If you have the chance to read the business section of a newspaper, probably you have noticed a line graph that represents the movement of different currency or stock prices for that particular day. If you will try to visit the same business section in the same newspaper, you will notice that the line graph is not the same graph that you have seen yesterday, indicating that there are movements within the market for that day.
Graphs, or called charts (in economic analysis) is a type of graphical representation of tabular numeric data or given functions. It is used to show large data quantities and its relationship between each other and its respective parts in a manner that will be easily understood by readers. In other words, the raw data that usually come into the form of large figures or tabular numeric numbers can be easily expressed in the form of charts.
Although it is used in a wide variety of applications (governance, health services, electricity generation and distribution, and others), charting is commonly used on the economic market, especially in conducting technical analysis. Technical analysis is used to determine the performance of a security within the market (be it a commodity, stock, or any foreign currency) by evaluating its price movement (both past and present) in the market. It also involves the analysis of a security’s volume and open interest in a particular trading day.
Technical analysis primarily involves the study of charts or past price actions (or the movement of a security’s price and volume on a particular trading day).

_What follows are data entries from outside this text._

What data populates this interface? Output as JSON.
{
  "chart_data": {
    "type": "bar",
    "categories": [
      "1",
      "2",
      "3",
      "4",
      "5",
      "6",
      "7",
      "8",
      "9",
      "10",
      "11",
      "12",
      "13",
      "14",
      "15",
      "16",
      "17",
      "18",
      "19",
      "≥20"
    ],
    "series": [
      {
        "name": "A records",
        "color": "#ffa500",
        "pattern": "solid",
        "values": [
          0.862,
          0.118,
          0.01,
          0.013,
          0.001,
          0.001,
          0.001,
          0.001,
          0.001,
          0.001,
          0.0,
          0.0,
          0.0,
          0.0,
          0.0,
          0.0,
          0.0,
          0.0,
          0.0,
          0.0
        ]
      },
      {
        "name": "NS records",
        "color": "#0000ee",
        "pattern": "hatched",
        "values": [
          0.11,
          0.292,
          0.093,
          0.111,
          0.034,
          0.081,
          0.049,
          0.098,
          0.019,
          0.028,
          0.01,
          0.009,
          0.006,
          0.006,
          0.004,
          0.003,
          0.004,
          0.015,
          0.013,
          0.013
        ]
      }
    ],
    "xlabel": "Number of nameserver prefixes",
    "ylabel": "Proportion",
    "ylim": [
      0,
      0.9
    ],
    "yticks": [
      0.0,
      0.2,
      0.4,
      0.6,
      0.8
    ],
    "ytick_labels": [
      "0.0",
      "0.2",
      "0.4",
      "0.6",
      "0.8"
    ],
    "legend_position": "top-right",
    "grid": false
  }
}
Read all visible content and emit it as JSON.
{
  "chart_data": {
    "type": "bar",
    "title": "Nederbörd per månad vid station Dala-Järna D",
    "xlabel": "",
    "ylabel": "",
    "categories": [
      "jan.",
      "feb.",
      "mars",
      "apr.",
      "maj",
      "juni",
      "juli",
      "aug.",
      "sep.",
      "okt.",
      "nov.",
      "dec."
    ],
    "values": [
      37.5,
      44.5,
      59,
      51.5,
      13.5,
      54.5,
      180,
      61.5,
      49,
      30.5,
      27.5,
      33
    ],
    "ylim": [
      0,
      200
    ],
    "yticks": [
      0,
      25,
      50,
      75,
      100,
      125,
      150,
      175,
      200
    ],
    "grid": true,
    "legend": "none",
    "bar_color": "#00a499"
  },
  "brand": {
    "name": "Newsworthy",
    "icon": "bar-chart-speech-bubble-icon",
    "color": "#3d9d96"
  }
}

Typically, charts that are used in technical analysis represent the performance of a security on a series of prices over a set of time frame. For instance, a particular chart may show the commodity’s price movement in over a half-year period, wherein each point in the graph corresponds to the closing price for the day the commodity is traded.
There are several things that you should be aware of when looking on charts that are used in technical analysis. These include the information entered to the charts such as the following:
->Time scale- it refers to the time frame that is commonly found on the bottom of the chart, which may differ from seconds to decades. The most commonly used time frames are daily, weekly, quarterly, and annually. Keep in mind that the longer the time frame (annually or by decade), the less the chart shows details. Every data point that you can see in the chart represents the closing price of the security or its low or high price, depending on the chart that you are looking into.

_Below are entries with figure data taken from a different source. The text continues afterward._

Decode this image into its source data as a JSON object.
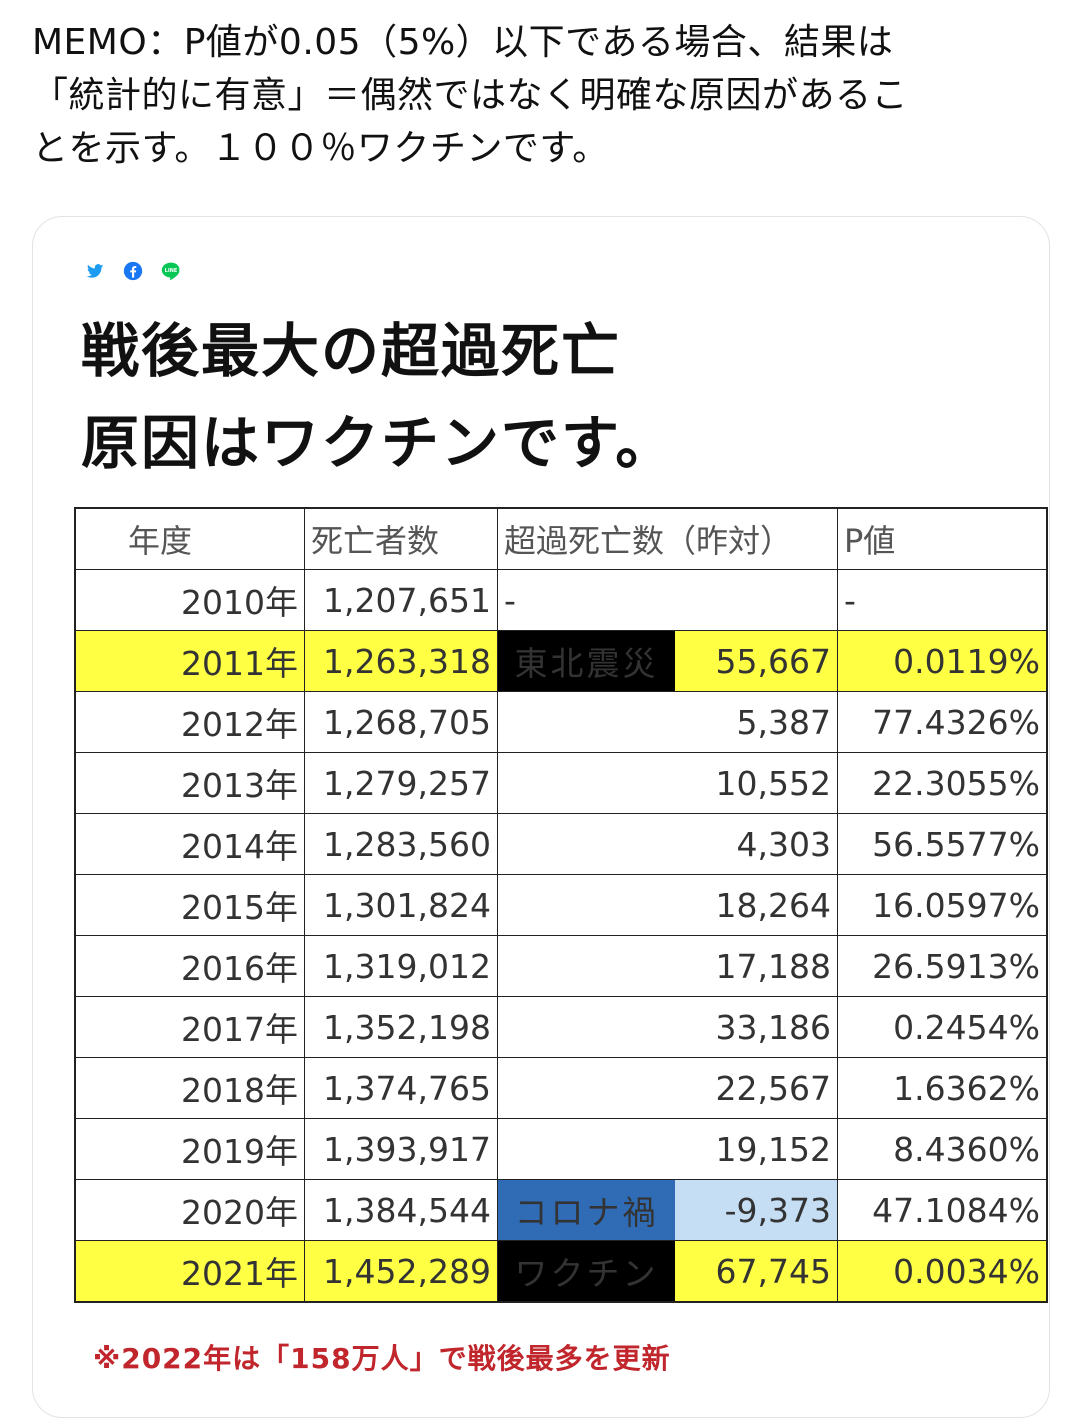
{
  "post": {
    "memo_lines": [
      "MEMO：P値が0.05（5%）以下である場合、結果は",
      "「統計的に有意」＝偶然ではなく明確な原因があるこ",
      "とを示す。１００％ワクチンです。"
    ]
  },
  "card": {
    "share_icons": [
      "twitter-icon",
      "facebook-icon",
      "line-icon"
    ],
    "title_lines": [
      "戦後最大の超過死亡",
      "原因はワクチンです。"
    ],
    "table": {
      "headers": [
        "年度",
        "死亡者数",
        "超過死亡数（昨対）",
        "P値"
      ],
      "rows": [
        {
          "year": "2010年",
          "deaths": "1,207,651",
          "event": "",
          "excess": "-",
          "p": "-"
        },
        {
          "year": "2011年",
          "deaths": "1,263,318",
          "event": "東北震災",
          "excess": "55,667",
          "p": "0.0119%"
        },
        {
          "year": "2012年",
          "deaths": "1,268,705",
          "event": "",
          "excess": "5,387",
          "p": "77.4326%"
        },
        {
          "year": "2013年",
          "deaths": "1,279,257",
          "event": "",
          "excess": "10,552",
          "p": "22.3055%"
        },
        {
          "year": "2014年",
          "deaths": "1,283,560",
          "event": "",
          "excess": "4,303",
          "p": "56.5577%"
        },
        {
          "year": "2015年",
          "deaths": "1,301,824",
          "event": "",
          "excess": "18,264",
          "p": "16.0597%"
        },
        {
          "year": "2016年",
          "deaths": "1,319,012",
          "event": "",
          "excess": "17,188",
          "p": "26.5913%"
        },
        {
          "year": "2017年",
          "deaths": "1,352,198",
          "event": "",
          "excess": "33,186",
          "p": "0.2454%"
        },
        {
          "year": "2018年",
          "deaths": "1,374,765",
          "event": "",
          "excess": "22,567",
          "p": "1.6362%"
        },
        {
          "year": "2019年",
          "deaths": "1,393,917",
          "event": "",
          "excess": "19,152",
          "p": "8.4360%"
        },
        {
          "year": "2020年",
          "deaths": "1,384,544",
          "event": "コロナ禍",
          "excess": "-9,373",
          "p": "47.1084%"
        },
        {
          "year": "2021年",
          "deaths": "1,452,289",
          "event": "ワクチン",
          "excess": "67,745",
          "p": "0.0034%"
        }
      ]
    },
    "footnote": "※2022年は「158万人」で戦後最多を更新"
  },
  "colors": {
    "highlight_yellow": "#ffff44",
    "event_black": "#000000",
    "event_blue": "#2f6cb5",
    "negative_cell_bg": "#c6def4",
    "negative_text": "#d0587a",
    "footnote_red": "#c0262c"
  }
}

->Price scale- it is typically found on the right hand-side of the chart. It illustrates the security’s present price and compares it to the recorded data points. It can be either constructed in a linear (arithmetic) or logarithmic way.
There are three main types of charts used in technical analysis which is used by traders or investors depending on the information that they look for and their individual skill levels. These are as follows:
->Line chart- it represents the closing price of a particular security over a time frame. A line is formed by connecting data points (which represents the closing prices over a time frame).
->Bar chart- it illustrates the detailed information of line charts by adding several key data pieces to the data point. Such chart is composed of series of vertical lines that represents the low and high for each trading period, together with the closing price. The open and close are shown through the vertical lines with the horizontal dash.
->Candlestick chart- it resembles just like a bar chart, only that it is constructed in a visual manner. It has a thin vertical line that illustrates the trading range within the period. It makes use of different colors to explain the scenarios happened during that trading period.
Charting used in technical analysis is important-it can never be disregarded for every point, line, or bar represented in this chart means either profit or loss for traders and investors.